Like most programs, mine has a global application state. That is to say, it should be unambiguous at any point what the current drawing is, what we need to render, whether or not we have a connection to the server, and so forth. Up until a couple of weeks ago, I was using lazy_static to put this global state in a global variable, or rather, a handful of variables.

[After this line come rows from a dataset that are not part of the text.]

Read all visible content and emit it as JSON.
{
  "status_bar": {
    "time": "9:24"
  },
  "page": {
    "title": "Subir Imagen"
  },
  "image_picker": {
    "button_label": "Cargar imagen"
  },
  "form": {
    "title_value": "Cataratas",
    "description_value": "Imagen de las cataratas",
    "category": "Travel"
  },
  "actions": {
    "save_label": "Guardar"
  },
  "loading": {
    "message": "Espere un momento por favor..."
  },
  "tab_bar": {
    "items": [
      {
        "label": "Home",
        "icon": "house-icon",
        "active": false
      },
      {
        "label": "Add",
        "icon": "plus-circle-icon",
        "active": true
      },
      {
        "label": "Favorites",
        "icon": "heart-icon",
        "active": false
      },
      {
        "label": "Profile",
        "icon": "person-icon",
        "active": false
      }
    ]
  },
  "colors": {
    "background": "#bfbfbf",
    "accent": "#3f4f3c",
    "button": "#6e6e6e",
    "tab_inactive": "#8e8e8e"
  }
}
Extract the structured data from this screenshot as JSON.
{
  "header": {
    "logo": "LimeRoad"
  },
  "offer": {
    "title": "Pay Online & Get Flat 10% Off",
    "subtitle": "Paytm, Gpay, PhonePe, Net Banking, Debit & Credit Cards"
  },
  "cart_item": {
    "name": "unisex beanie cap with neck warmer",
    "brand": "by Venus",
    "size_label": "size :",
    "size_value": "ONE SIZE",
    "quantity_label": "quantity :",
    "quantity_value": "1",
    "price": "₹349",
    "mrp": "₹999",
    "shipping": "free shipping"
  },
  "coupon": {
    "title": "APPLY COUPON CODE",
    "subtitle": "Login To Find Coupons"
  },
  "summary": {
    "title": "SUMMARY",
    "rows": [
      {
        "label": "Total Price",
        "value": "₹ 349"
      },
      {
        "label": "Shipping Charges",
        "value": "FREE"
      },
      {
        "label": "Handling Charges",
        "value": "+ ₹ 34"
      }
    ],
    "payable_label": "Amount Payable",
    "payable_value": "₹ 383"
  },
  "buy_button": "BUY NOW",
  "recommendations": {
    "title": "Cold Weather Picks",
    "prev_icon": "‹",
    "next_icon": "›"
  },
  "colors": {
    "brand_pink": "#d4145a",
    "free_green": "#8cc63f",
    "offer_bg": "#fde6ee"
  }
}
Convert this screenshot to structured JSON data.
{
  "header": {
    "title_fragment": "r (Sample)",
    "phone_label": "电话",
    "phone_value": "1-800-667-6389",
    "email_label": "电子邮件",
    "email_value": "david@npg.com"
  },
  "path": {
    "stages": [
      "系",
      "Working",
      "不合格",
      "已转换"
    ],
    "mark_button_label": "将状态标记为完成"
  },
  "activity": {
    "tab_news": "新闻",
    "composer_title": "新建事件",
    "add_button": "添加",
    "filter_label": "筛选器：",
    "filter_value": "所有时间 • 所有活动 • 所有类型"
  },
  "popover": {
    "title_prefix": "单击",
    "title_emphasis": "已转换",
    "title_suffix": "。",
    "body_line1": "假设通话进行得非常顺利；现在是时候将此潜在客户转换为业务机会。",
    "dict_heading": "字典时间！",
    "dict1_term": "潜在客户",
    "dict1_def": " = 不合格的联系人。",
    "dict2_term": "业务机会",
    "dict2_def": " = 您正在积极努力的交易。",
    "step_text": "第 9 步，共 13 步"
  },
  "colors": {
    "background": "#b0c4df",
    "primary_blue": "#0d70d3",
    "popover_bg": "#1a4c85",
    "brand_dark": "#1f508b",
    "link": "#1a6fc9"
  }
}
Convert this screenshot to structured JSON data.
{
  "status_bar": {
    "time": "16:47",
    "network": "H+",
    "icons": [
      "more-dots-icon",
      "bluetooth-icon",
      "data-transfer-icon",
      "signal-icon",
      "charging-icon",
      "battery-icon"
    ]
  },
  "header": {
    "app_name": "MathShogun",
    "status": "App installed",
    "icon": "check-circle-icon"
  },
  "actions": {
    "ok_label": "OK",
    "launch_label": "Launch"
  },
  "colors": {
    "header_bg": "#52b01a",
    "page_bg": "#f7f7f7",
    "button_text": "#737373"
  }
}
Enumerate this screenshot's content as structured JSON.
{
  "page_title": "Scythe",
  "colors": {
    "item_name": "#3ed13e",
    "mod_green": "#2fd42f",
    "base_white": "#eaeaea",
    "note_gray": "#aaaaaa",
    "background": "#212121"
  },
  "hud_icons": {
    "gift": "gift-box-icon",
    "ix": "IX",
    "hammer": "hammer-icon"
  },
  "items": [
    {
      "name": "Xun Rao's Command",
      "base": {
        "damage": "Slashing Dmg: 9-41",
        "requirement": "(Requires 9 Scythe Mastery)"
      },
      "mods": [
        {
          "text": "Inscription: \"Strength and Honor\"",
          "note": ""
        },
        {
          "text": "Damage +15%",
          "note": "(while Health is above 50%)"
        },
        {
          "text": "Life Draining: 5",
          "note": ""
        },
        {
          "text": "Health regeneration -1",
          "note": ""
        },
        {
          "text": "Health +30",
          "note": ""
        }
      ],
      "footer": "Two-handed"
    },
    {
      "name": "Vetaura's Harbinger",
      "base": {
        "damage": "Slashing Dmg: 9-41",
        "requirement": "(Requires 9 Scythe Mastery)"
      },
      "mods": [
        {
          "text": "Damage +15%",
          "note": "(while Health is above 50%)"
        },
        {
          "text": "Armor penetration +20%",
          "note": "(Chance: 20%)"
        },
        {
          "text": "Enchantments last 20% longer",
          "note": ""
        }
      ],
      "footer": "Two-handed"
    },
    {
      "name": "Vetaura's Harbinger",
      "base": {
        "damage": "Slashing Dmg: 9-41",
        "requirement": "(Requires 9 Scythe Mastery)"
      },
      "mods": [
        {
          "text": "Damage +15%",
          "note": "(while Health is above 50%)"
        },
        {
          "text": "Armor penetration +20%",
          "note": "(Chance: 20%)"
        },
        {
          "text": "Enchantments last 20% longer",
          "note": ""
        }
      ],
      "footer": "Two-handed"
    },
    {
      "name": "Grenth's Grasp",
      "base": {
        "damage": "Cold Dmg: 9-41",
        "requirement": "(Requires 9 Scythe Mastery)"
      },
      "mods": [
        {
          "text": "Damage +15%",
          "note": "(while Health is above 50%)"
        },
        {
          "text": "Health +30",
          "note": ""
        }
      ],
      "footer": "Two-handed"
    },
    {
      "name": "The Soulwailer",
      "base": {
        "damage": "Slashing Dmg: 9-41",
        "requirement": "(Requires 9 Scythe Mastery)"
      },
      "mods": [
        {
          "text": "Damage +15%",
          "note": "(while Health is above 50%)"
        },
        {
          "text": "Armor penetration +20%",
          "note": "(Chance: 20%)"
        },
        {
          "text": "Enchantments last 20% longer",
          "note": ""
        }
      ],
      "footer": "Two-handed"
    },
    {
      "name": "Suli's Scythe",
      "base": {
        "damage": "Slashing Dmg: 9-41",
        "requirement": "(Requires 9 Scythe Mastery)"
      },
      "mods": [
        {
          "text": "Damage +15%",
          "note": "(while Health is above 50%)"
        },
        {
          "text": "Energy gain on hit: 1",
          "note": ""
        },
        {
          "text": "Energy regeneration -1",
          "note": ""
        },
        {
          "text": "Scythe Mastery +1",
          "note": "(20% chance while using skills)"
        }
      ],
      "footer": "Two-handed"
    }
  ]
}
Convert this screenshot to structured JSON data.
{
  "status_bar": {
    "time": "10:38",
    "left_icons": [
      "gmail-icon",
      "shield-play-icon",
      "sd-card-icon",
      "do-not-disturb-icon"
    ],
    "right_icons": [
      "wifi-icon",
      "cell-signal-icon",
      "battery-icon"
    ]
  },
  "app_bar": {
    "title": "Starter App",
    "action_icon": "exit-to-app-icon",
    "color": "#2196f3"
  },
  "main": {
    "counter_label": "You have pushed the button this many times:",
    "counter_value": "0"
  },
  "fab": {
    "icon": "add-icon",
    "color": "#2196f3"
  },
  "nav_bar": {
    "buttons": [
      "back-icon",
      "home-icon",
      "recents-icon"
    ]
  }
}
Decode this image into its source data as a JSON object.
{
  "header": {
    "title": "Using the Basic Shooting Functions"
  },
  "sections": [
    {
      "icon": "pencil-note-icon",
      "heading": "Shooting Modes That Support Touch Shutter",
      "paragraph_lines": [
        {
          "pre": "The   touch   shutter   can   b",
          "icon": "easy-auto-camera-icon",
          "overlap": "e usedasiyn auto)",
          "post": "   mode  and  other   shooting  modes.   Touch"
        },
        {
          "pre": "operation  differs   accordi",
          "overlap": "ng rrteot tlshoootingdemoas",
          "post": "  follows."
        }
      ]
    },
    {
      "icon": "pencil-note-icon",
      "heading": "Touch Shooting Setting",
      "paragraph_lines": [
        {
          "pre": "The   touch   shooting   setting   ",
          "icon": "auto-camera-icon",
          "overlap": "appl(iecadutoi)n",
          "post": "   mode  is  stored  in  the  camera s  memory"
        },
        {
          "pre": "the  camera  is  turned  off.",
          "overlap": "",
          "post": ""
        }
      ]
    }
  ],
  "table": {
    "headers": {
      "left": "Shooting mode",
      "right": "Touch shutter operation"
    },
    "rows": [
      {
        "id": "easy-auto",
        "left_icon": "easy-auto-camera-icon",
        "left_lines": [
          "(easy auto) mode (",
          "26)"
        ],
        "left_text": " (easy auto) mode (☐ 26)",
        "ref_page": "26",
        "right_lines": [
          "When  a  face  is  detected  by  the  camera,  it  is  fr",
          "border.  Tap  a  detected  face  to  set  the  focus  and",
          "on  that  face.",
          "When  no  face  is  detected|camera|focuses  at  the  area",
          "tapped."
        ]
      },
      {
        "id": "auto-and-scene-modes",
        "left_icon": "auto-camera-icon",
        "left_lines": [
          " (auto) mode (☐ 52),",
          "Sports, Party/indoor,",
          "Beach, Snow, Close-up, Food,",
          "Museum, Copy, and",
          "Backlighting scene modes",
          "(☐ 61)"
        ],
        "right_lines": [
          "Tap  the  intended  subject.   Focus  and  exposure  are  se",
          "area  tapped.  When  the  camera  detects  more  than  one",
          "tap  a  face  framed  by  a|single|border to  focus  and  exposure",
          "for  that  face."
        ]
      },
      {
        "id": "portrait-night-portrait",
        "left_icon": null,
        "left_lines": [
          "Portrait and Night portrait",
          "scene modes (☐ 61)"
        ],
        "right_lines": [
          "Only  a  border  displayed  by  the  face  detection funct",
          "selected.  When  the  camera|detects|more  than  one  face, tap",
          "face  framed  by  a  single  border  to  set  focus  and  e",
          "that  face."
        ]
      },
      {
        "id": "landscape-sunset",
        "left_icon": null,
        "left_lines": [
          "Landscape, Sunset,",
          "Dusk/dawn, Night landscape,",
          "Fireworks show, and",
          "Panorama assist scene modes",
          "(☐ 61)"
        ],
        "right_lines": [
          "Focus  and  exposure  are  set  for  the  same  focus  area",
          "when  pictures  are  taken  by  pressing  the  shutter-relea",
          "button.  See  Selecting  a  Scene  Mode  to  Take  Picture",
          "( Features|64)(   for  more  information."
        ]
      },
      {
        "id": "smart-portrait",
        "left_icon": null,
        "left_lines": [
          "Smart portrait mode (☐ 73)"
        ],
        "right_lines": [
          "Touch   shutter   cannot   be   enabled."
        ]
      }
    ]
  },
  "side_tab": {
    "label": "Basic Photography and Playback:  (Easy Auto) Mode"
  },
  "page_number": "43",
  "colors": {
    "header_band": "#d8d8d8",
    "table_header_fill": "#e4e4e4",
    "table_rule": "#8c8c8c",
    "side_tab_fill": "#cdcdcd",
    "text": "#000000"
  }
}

In some ways, this worked great. Rendering functions could read what they needed, input callbacks could update the fields that they needed. These functions lived in files near the types they dealt with. Best of all, input calbacks were top-level functions with no arguments, so they could be exported & called from JS. It was convenient to bind the callbacks to their targets in JS (after the init() call to WebAssembly), with much less ceremony than shown above.

Then I added a few more fields to the global state, and everything broke down. lazy_static wants global varibles to be thread-safe. I’m only using one thread (WebAssembly threads are too bleeding-edge even for me), but type checking is mostly local, and that’s a global property. For reasons that are not entirely clear to me, JsVal itself is not Send, and many types representing browser objects store a raw JsVal. Closures & Websockets in particular gave me trouble.

So now all my state is wrapped in an Arc<Mutex<_>>, and my entrypoint does a great deal of knot-tying to ensure that each callback has a reference, including at least one reference that ends up referenced from the state struct itself. Several methods needed to move up to the global state module, or out of impl blocks into functions that take Arc<Mutex<_>> so that they can schedule future work, without holding the lock. I find it harder to understand, but the type checker can now confirm my claim that I only use one thread, so the lack of Send is not a problem.

These callbacks that hold a shared reference can’t be exported to JS directly. There are workarounds, but this was the point where I gave up, and started binding all my event handlers in Rust, boilerplatey as it is.